Nonprofits
Director retires after 50 years as Tara Hall plans changes
After 50 years of working at Tara Hall Home for Boys, Jim Dumm is retiring.
“It’s bittersweet,” Dumm said. “But I’m ready for it.”
The nonprofit is a residential facility for troubled boys.
The facility will be converted into a non-residential school for girls and boys which could be open as soon as next year.
“Going through this change, it might be a good time to bow out,” Dumm said. “I’ll still be supportive and consult with them, especially if they end going into the education field.

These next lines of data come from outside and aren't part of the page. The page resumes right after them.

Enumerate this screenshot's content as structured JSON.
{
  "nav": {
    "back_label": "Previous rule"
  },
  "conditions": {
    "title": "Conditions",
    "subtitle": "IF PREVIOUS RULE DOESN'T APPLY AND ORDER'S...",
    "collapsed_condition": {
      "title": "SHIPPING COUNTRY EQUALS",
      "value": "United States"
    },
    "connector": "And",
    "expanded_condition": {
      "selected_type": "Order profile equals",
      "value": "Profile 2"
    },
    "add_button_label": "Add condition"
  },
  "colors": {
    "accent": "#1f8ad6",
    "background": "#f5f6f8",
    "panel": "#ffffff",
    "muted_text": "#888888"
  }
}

Maybe I can be helpful at some level.”
When the COIVD-19 pandemic struck in March, Tara Hall residents were sent home to their families.
“COVID has really done a number of us,” Dumm said.
The boys were brought back for a short time, and then sent home again in July when a couple of people tested positive for COVID-19.
“We just felt like it would be best for the kids to be with the families,” Dumm said. “We were hopeful that maybe by October we would be able to bring them back.”
The boys have not returned, but staff has continued to work with them virtually.
“In addition to COVID, for the last four, five even six years, our numbers have been down,” Dumm said. “It really wasn’t cost effective.”
At one time Tara Hall was licensed for 24 boys and then that was changed to 18. Recently they’ve averaged 14.
Dumm said state and federal guidelines for placing children have changed and fewer kids are being sent to group homes.
“They don’t think group care, in the long run is good for children,” Dumm said. “Our statistics would argue an awful lot with them.”
Dumm, 70, first arrived in Georgetown County in 1970 from Altoona, Pa., as a volunteer with Volunteers in Service to America assigned to Tara Hall.
In 2011, Dumm was awarded the Order of the Silver Crescent, the state’s highest honor for people making contributions to their local communities.